International Self-Care Movement Goes Global to Promote This Underexploited Weapon in Fighting Killer Diseases
HONG KONG and GENEVA, July 21, 2013 /PRNewswire/ –
International Self-Care movement, launched in China last year, goes global in
celebrating 24 July (24/7) as International Self-Care Day. It encourages individual
responsibility for health by raising awareness of the basic steps to achieve well-being
through self-care and calls on public authorities to recognize the crucial role of
self-care in reducing the socio-economic burden of diseases. The movement also appeals for
establishing a UN World Self-Care Day to raise awareness of the importance of self-care
around the world.
Today Non-Communicable Diseases (NCDs) lead to 63% of annual deaths worldwide and are
recognized as a global killer and major health challenge, which touches individuals as
well as society with the economic burden estimated at $30 trillion over the next 20 years.

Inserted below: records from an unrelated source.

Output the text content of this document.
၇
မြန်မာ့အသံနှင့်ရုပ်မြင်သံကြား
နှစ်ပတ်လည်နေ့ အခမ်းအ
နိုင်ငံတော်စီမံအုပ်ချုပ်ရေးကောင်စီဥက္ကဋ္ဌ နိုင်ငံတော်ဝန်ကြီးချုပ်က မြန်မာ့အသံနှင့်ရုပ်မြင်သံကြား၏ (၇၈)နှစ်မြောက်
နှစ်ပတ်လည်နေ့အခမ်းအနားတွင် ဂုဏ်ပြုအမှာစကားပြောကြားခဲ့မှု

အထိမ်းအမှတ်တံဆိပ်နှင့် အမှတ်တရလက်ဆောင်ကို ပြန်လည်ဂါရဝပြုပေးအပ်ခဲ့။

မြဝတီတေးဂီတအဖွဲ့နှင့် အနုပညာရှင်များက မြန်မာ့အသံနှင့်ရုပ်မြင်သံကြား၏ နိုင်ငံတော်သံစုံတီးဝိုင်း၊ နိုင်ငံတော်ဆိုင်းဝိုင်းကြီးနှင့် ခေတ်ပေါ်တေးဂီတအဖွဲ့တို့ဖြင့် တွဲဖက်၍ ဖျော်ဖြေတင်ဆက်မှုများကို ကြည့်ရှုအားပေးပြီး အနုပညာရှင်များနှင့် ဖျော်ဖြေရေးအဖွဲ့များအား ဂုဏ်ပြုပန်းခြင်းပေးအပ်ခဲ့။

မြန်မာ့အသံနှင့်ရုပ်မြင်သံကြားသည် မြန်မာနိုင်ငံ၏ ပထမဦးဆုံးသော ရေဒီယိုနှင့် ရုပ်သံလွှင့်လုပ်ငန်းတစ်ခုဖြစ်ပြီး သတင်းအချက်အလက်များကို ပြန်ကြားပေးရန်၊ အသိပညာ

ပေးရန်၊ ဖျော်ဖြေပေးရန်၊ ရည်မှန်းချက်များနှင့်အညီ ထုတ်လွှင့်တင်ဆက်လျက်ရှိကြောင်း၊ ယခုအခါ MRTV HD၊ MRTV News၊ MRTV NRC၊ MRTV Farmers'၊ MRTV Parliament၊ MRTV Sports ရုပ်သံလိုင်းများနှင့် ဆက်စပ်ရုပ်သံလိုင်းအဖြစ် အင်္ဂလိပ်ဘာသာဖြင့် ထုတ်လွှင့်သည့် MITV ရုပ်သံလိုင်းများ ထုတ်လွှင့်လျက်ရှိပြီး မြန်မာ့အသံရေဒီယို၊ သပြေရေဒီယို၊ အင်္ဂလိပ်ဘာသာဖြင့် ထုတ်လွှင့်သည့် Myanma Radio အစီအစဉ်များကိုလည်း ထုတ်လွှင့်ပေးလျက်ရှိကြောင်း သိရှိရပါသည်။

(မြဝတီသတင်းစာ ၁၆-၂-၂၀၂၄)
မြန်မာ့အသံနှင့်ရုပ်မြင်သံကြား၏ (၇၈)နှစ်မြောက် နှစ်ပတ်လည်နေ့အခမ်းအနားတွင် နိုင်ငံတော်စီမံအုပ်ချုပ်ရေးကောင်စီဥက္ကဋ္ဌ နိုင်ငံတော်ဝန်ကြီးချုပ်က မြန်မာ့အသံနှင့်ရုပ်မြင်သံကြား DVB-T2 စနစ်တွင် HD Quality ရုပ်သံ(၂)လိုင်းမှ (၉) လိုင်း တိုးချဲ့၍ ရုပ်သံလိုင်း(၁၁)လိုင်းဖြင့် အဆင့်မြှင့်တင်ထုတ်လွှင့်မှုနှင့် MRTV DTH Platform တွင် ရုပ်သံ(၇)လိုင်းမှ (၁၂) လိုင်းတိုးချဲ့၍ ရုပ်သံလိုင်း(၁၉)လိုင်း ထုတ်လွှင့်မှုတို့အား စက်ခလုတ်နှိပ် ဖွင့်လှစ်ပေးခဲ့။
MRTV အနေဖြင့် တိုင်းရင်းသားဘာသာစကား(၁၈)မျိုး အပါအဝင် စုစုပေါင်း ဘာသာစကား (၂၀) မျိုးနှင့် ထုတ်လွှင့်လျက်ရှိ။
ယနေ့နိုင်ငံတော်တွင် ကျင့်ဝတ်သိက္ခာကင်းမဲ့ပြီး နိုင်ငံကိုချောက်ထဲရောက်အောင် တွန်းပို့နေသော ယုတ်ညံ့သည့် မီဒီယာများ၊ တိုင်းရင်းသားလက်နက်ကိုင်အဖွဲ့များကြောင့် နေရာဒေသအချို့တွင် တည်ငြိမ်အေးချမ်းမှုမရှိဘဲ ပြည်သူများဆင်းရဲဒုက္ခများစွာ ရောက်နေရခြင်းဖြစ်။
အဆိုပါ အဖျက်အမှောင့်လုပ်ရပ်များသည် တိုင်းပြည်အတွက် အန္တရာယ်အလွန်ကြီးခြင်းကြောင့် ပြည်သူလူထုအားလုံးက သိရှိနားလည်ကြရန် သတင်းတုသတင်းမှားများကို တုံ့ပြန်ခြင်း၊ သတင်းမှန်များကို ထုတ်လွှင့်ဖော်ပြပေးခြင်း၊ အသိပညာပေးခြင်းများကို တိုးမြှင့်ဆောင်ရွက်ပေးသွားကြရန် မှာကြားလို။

Yet NCDs are preventable to a large extent through better self-care – up to 80% of
heart disease, stroke and type-2 diabetes and over a third of cancers could be prevented
by individuals avoiding risks such as tobacco use, unhealthy diet, physical inactivity and
the harmful use of alcohol.
“We all have a right to health but also a responsibility to play our part through
simple self-care habits. When practiced 24/7, they make a huge difference to our
wellbeing,” says Dr Zhenyu Guo, the founder of the movement and initiator of the first
Self-Care Day in China in 2011.
David Webber from WSMI [http://www.wsmi.org ] believes that “self-care is catching on.
Initiatives in support of self-care are taking place around the world. Individuals and
decision-makers are starting to appreciate self-care as a powerful weapon to tackle the
burden of diseases in terms of their impact on public health budgets and the toll they
take on individuals.”
However, despite some progress in recognizing the crucial role of self-care, it is
still not seen as an integral part of effective health care systems, which are currently
oriented to disease treatment. Its benefits are also not sufficiently appreciated by
policy makers or the general public to make a tangible difference.
The International Self-Care movement wishes the UN to recognize Self-Care Day on 24
July. “Through raising awareness, we want to encourage people to be active participants in
their own self-care and also motivate governments to create self-care friendly policies
both within and outside current health systems,” explains Dr Guo.